Pour la politologue, l’aspect monétaire entre aussi en compte. « Dans ces régions, les conseils scolaires anglophones ont des terrains qui sont maintenant vides et valent extrêmement chers. Avec la réalité du marché immobilier du Grand Toronto, ça devient difficile de convaincre ces conseils scolaires de vendre leurs écoles aux conseils scolaires francophones. Il n’y a aucune façon pour le gouvernement de forcer ce transfert immobilier d’un conseil à un autre. »
La pénurie des enseignants francophones
Autre thème sur lequel les décisions du gouvernement n’ont pas fait l’unanimité : le passage du programme de formation des enseignants d’un à deux ans, en 2015. En conséquence, les francophones seraient moins nombreux à se destiner vers la carrière d’enseignant. Sur le terrain, les conseils scolaires doivent de plus en plus se tourner vers des professeurs suppléants. Des cas particulièrement accentués dans la région du Centre-Sud-Ouest.
Le travail de valorisation du métier n’est pas suffisant pour certains. À commencer par le président de l’Association des enseignantes et des enseignants franco-ontariens (AEFO), Rémi Sabourin.
« On sait que sur une période de cinq ans, 22 % de nos membres ne renouvellent pas leur adhésion à l’Ordre des enseignantes et des enseignants de l’Ontario (OEEO). Ces chiffres sont bien plus élevés que ceux des anglophones. Pour ces enseignants, il y a le mandat de la défense de la langue qui s’ajoute. C’est beaucoup de pression pour eux. »
Pour ne rien arranger, l’Ontario reste concurrencé dans ce domaine par d’autres provinces prêtes à mettre le prix pour se doter d’enseignants francophones. C’est le cas de la Colombie-Britannique dont le District scolaire de Vancouver mène actuellement une opération séduction dans ce sens.

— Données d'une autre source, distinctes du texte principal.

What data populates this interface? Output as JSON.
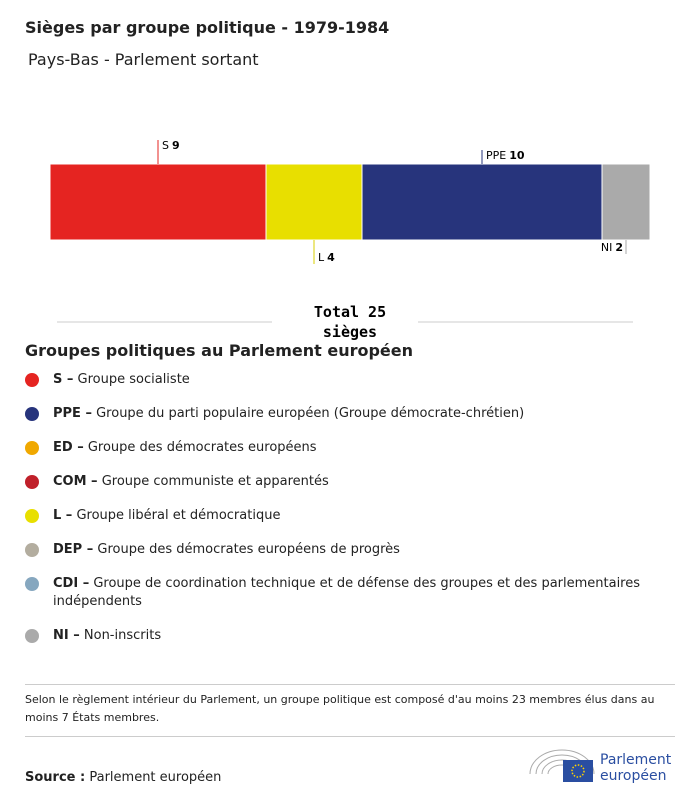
{
  "chart_data": {
    "type": "stacked-bar",
    "title": "Sièges par groupe politique - 1979-1984",
    "subtitle": "Pays-Bas - Parlement sortant",
    "series": [
      {
        "name": "S",
        "color": "#e52421",
        "values": [
          9
        ]
      },
      {
        "name": "L",
        "color": "#e8df00",
        "values": [
          4
        ]
      },
      {
        "name": "PPE",
        "color": "#27347c",
        "values": [
          10
        ]
      },
      {
        "name": "NI",
        "color": "#aaaaaa",
        "values": [
          2
        ]
      }
    ],
    "total_label": "Total",
    "total": 25,
    "total_unit": "sièges"
  },
  "legend": {
    "title": "Groupes politiques au Parlement européen",
    "items": [
      {
        "abbr": "S –",
        "name": "Groupe socialiste",
        "color": "#e52421"
      },
      {
        "abbr": "PPE –",
        "name": "Groupe du parti populaire européen (Groupe démocrate-chrétien)",
        "color": "#27347c"
      },
      {
        "abbr": "ED –",
        "name": "Groupe des démocrates européens",
        "color": "#f0a800"
      },
      {
        "abbr": "COM –",
        "name": "Groupe communiste et apparentés",
        "color": "#c0202a"
      },
      {
        "abbr": "L –",
        "name": "Groupe libéral et démocratique",
        "color": "#e8df00"
      },
      {
        "abbr": "DEP –",
        "name": "Groupe des démocrates européens de progrès",
        "color": "#b3ad9f"
      },
      {
        "abbr": "CDI –",
        "name": "Groupe de coordination technique et de défense des groupes et des parlementaires indépendents",
        "color": "#86a7bf"
      },
      {
        "abbr": "NI –",
        "name": "Non-inscrits",
        "color": "#aaaaaa"
      }
    ]
  },
  "footnote": "Selon le règlement intérieur du Parlement, un groupe politique est composé d'au moins 23 membres élus dans au moins 7 États membres.",
  "source": {
    "label": "Source :",
    "text": "Parlement européen"
  },
  "logo": {
    "line1": "Parlement",
    "line2": "européen"
  }
}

« Nous mettons des solutions sur la table », laisse entendre M. Sabourin. « Il y a toujours la possibilité de créer des programmes alternatifs pour permettre aux futurs enseignants d’étudier et de conserver leur emploi en même temps. Nous envisageons aussi l’idée de raccourcir ce programme à 16 mois. Au-delà de cela, nous souhaitons que le gouvernement continue d’investir dans les programmes d’éducation en français. Même si cinq ou six étudiants sont présents, ces cinq ou six personnes peuvent régler des problèmes dans les régions. »
Dans les réponses au questionnaire de l’Assemblée de la francophonie de l’Ontario (AFO), il y a deux semaines, seul le Parti libéral avait cité la pénurie des enseignants parmi ses priorités. Mais le parti de Kathleen Wynne était resté obscur sur sa ligne d’attaque.

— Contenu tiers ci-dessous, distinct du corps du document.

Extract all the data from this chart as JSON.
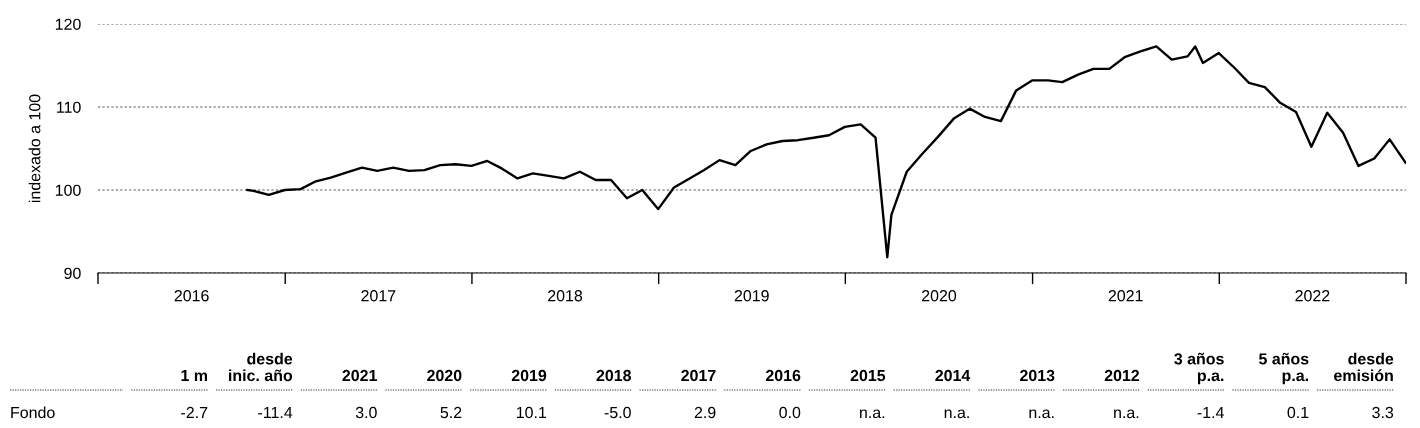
{
  "chart_data": {
    "type": "line",
    "ylabel": "indexado a 100",
    "x": [
      "2016-10-19",
      "2016-10-31",
      "2016-11-30",
      "2016-12-31",
      "2017-01-31",
      "2017-02-28",
      "2017-03-31",
      "2017-04-30",
      "2017-05-31",
      "2017-06-30",
      "2017-07-31",
      "2017-08-31",
      "2017-09-30",
      "2017-10-31",
      "2017-11-30",
      "2017-12-31",
      "2018-01-31",
      "2018-02-28",
      "2018-03-31",
      "2018-04-30",
      "2018-05-31",
      "2018-06-30",
      "2018-07-31",
      "2018-08-31",
      "2018-09-30",
      "2018-10-31",
      "2018-11-30",
      "2018-12-31",
      "2019-01-31",
      "2019-02-28",
      "2019-03-31",
      "2019-04-30",
      "2019-05-31",
      "2019-06-30",
      "2019-07-31",
      "2019-08-31",
      "2019-09-30",
      "2019-10-31",
      "2019-11-30",
      "2019-12-31",
      "2020-01-31",
      "2020-02-29",
      "2020-03-23",
      "2020-03-31",
      "2020-04-30",
      "2020-05-31",
      "2020-06-30",
      "2020-07-31",
      "2020-08-31",
      "2020-09-30",
      "2020-10-31",
      "2020-11-30",
      "2020-12-31",
      "2021-01-31",
      "2021-02-28",
      "2021-03-31",
      "2021-04-30",
      "2021-05-31",
      "2021-06-30",
      "2021-07-31",
      "2021-08-31",
      "2021-09-30",
      "2021-10-31",
      "2021-11-15",
      "2021-11-30",
      "2021-12-31",
      "2022-01-31",
      "2022-02-28",
      "2022-03-31",
      "2022-04-30",
      "2022-05-31",
      "2022-06-30",
      "2022-07-31",
      "2022-08-31",
      "2022-09-30",
      "2022-10-31",
      "2022-11-30",
      "2022-12-31"
    ],
    "series": [
      {
        "color": "#000000",
        "values": [
          100.0,
          99.9,
          99.4,
          100.0,
          100.1,
          101.0,
          101.5,
          102.1,
          102.7,
          102.3,
          102.7,
          102.3,
          102.4,
          103.0,
          103.1,
          102.9,
          103.5,
          102.6,
          101.4,
          102.0,
          101.7,
          101.4,
          102.2,
          101.2,
          101.2,
          99.0,
          100.0,
          97.7,
          100.3,
          101.3,
          102.4,
          103.6,
          103.0,
          104.7,
          105.5,
          105.9,
          106.0,
          106.3,
          106.6,
          107.6,
          107.9,
          106.3,
          91.9,
          97.0,
          102.2,
          104.4,
          106.4,
          108.6,
          109.8,
          108.8,
          108.3,
          112.0,
          113.2,
          113.2,
          113.0,
          113.9,
          114.6,
          114.6,
          116.0,
          116.7,
          117.3,
          115.7,
          116.1,
          117.3,
          115.3,
          116.5,
          114.7,
          112.9,
          112.4,
          110.5,
          109.4,
          105.2,
          109.3,
          106.9,
          102.9,
          103.8,
          106.1,
          103.3
        ]
      }
    ],
    "xlim": [
      "2016-01-01",
      "2023-01-01"
    ],
    "xticks": [
      {
        "value": "2016-01-01",
        "label": null
      },
      {
        "value": "2016-07-02",
        "label": "2016"
      },
      {
        "value": "2017-01-01",
        "label": null
      },
      {
        "value": "2017-07-02",
        "label": "2017"
      },
      {
        "value": "2018-01-01",
        "label": null
      },
      {
        "value": "2018-07-02",
        "label": "2018"
      },
      {
        "value": "2019-01-01",
        "label": null
      },
      {
        "value": "2019-07-02",
        "label": "2019"
      },
      {
        "value": "2020-01-01",
        "label": null
      },
      {
        "value": "2020-07-02",
        "label": "2020"
      },
      {
        "value": "2021-01-01",
        "label": null
      },
      {
        "value": "2021-07-02",
        "label": "2021"
      },
      {
        "value": "2022-01-01",
        "label": null
      },
      {
        "value": "2022-07-02",
        "label": "2022"
      },
      {
        "value": "2023-01-01",
        "label": null
      }
    ],
    "ylim": [
      90,
      120
    ],
    "yticks": [
      90,
      100,
      110,
      120
    ],
    "grid": "y",
    "line_style": "solid",
    "annotations": [
      "1 m",
      "desde\ninic. año",
      "2021",
      "2020",
      "2019",
      "2018",
      "2017",
      "2016",
      "2015",
      "2014",
      "2013",
      "2012",
      "3 años\np.a.",
      "5 años\np.a.",
      "desde\nemisión",
      "Fondo",
      "-2.7",
      "-11.4",
      "3.0",
      "5.2",
      "10.1",
      "-5.0",
      "2.9",
      "0.0",
      "n.a.",
      "n.a.",
      "n.a.",
      "n.a.",
      "-1.4",
      "0.1",
      "3.3"
    ]
  }
}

Quant à l’idée de recruter au Québec des enseignants, elle n’est pas forcément la solution idéale, analyse Mme Chouinard. « Si on recrute au Québec, ces enseignants doivent être conscients des réalités. Un enseignant francophone en situation minoritaire doit savoir répondre aux besoins de la communauté, dialoguer avec le milieu duquel les étudiants vivent. »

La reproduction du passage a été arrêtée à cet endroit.